Descriptive Statistics > Lag Plot

## What is a Lag Plot?

A lag plot is a special type of scatter plot with the two variables (X,Y) “lagged.”

A “lag” is a fixed amount of passing time; One set of observations in a time series is plotted (lagged) against a second, later set of data. The k^{th} lag is the time period that happened “k” time points before time i. For example:

Lag_{1}(Y_{2}) = Y_{1} and Lag_{4}(Y_{9}) = Y_{5}.

The most commonly used lag is 1, called a *first-order* lag plot.

Plots with a single plotted lag are the most common. However, it is possible to create a lag plot with multiple lags with separate groups (typically different colors) representing each lag.

Lag plots allow you to check for:

**Model suitability**.**Outliers**(data points with extremely high or low values).**Randomness**(data without a pattern).**Serial correlation**(where error terms in a time series transfer from one period to another).**Seasonality**(periodic fluctuations in time series data that happens at regular periods).

## 1. Model suitability

The shape of the lag plot can provide clues about the underlying structure of your data. For example:

- A
**linear shape**to the plot suggests that an autoregressive model is probably a better choice. - An
**elliptical plot**suggests that the data comes from a single-cycle sinusoidal model.

## 2. Outliers

Outliers are easily discernible on a lag plot. The following plot shows four outliers:

## 3. Randomness

Creating a lag plot enables you to check for randomness. Random data will spread fairly evenly both horizontally and vertically. If you cannot see a pattern in the graph, your data is most probably random. On the other hand a shape or trend to the graph (like a linear pattern) indicates the data is *not *random.

The following graph shows a random pattern:

Random plots mean that there is no autocorrelation; if you know Y_{i}, you can’t begin to guess at what Y_{i-1} will be.

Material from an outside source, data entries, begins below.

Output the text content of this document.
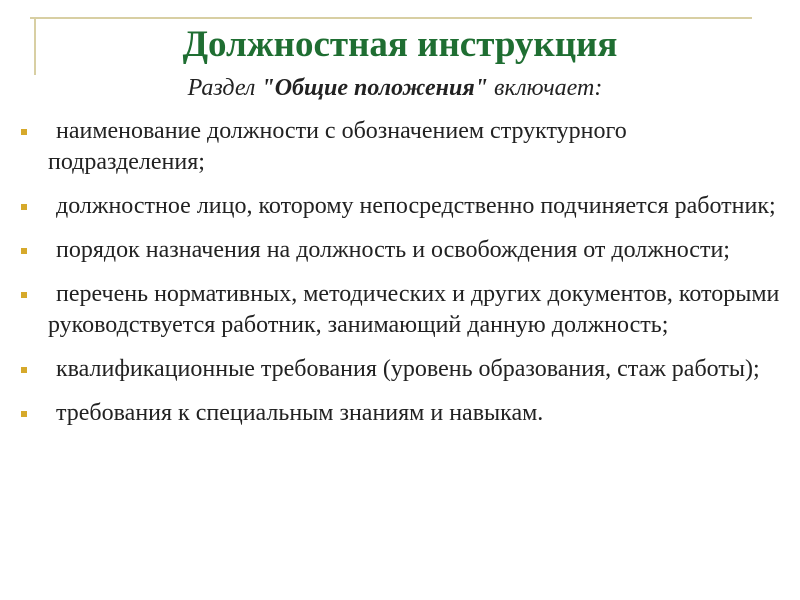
Должностная инструкция

Раздел "Общие положения" включает:

наименование должности с обозначением структурного подразделения;
должностное лицо, которому непосредственно подчиняется работник;
порядок назначения на должность и освобождения от должности;
перечень нормативных, методических и других документов, которыми руководствуется работник, занимающий данную должность;
квалификационные требования (уровень образования, стаж работы);
требования к специальным знаниям и навыкам.
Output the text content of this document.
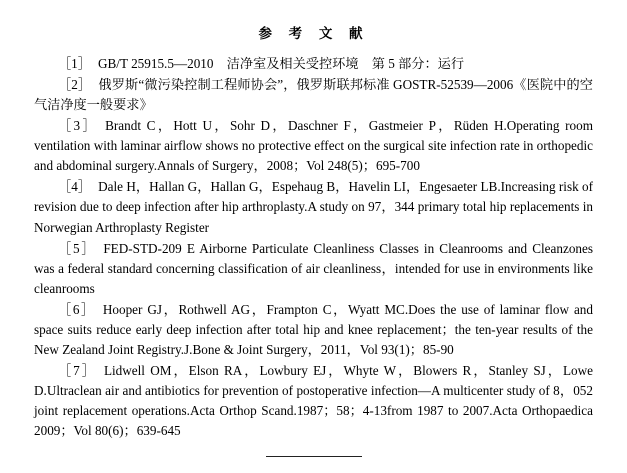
参 考 文 献

［1］ GB/T 25915.5—2010　洁净室及相关受控环境　第 5 部分：运行

［2］ 俄罗斯“微污染控制工程师协会”，俄罗斯联邦标准 GOSTR-52539—2006《医院中的空气洁净度一般要求》

［3］ Brandt C，Hott U，Sohr D，Daschner F，Gastmeier P，Rüden H.Operating room ventilation with laminar airflow shows no protective effect on the surgical site infection rate in orthopedic and abdominal surgery.Annals of Surgery，2008；Vol 248(5)；695-700

［4］ Dale H，Hallan G，Hallan G，Espehaug B，Havelin LI，Engesaeter LB.Increasing risk of revision due to deep infection after hip arthroplasty.A study on 97，344 primary total hip replacements in Norwegian Arthroplasty Register

［5］ FED-STD-209 E Airborne Particulate Cleanliness Classes in Cleanrooms and Cleanzones was a federal standard concerning classification of air cleanliness，intended for use in environments like cleanrooms

［6］ Hooper GJ，Rothwell AG，Frampton C，Wyatt MC.Does the use of laminar flow and space suits reduce early deep infection after total hip and knee replacement；the ten-year results of the New Zealand Joint Registry.J.Bone & Joint Surgery，2011，Vol 93(1)；85-90

［7］ Lidwell OM，Elson RA，Lowbury EJ，Whyte W，Blowers R，Stanley SJ，Lowe D.Ultraclean air and antibiotics for prevention of postoperative infection—A multicenter study of 8，052 joint replacement operations.Acta Orthop Scand.1987；58；4-13from 1987 to 2007.Acta Orthopaedica 2009；Vol 80(6)；639-645
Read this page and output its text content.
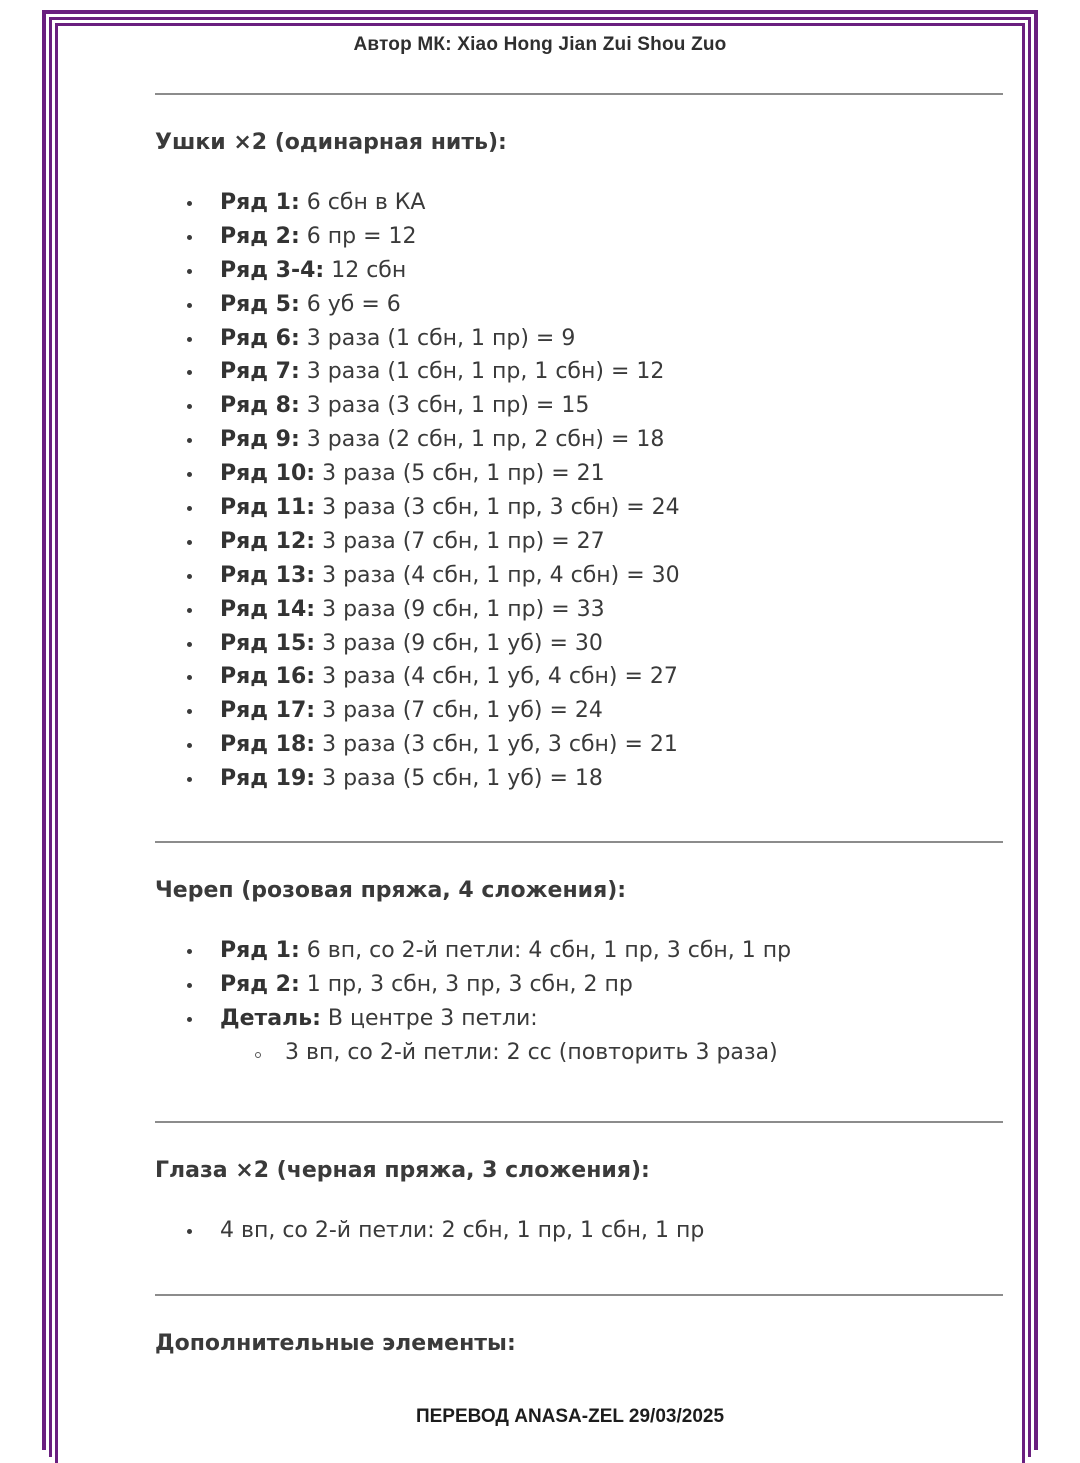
Автор МК: Xiao Hong Jian Zui Shou Zuo
Ушки ×2 (одинарная нить):
Ряд 1: 6 сбн в КА
Ряд 2: 6 пр = 12
Ряд 3-4: 12 сбн
Ряд 5: 6 уб = 6
Ряд 6: 3 раза (1 сбн, 1 пр) = 9
Ряд 7: 3 раза (1 сбн, 1 пр, 1 сбн) = 12
Ряд 8: 3 раза (3 сбн, 1 пр) = 15
Ряд 9: 3 раза (2 сбн, 1 пр, 2 сбн) = 18
Ряд 10: 3 раза (5 сбн, 1 пр) = 21
Ряд 11: 3 раза (3 сбн, 1 пр, 3 сбн) = 24
Ряд 12: 3 раза (7 сбн, 1 пр) = 27
Ряд 13: 3 раза (4 сбн, 1 пр, 4 сбн) = 30
Ряд 14: 3 раза (9 сбн, 1 пр) = 33
Ряд 15: 3 раза (9 сбн, 1 уб) = 30
Ряд 16: 3 раза (4 сбн, 1 уб, 4 сбн) = 27
Ряд 17: 3 раза (7 сбн, 1 уб) = 24
Ряд 18: 3 раза (3 сбн, 1 уб, 3 сбн) = 21
Ряд 19: 3 раза (5 сбн, 1 уб) = 18
Череп (розовая пряжа, 4 сложения):
Ряд 1: 6 вп, со 2-й петли: 4 сбн, 1 пр, 3 сбн, 1 пр
Ряд 2: 1 пр, 3 сбн, 3 пр, 3 сбн, 2 пр
Деталь: В центре 3 петли:
3 вп, со 2-й петли: 2 сс (повторить 3 раза)
Глаза ×2 (черная пряжа, 3 сложения):
4 вп, со 2-й петли: 2 сбн, 1 пр, 1 сбн, 1 пр
Дополнительные элементы:
ПЕРЕВОД ANASA-ZEL 29/03/2025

## 4. Serial Correlation / Autocorrelation

If your data shows a linear pattern, it suggests autocorrelation is present. A positive linear trend (i.e. going upwards from left to right) is suggestive of positive autocorrelation; a negative linear trend (going downwards from left to right) is suggestive of negative autocorrelation. The tighter the data is clustered around the diagonal, the more autocorrelation is present; perfectly autocorrelated data will cluster in a single diagonal line.

## 5. Seasonality

Data can be checked for seasonality by plotting observations for a greater number of periods (lags). Data with seasonality will repeat itself periodically in a sine or cosine-like wave.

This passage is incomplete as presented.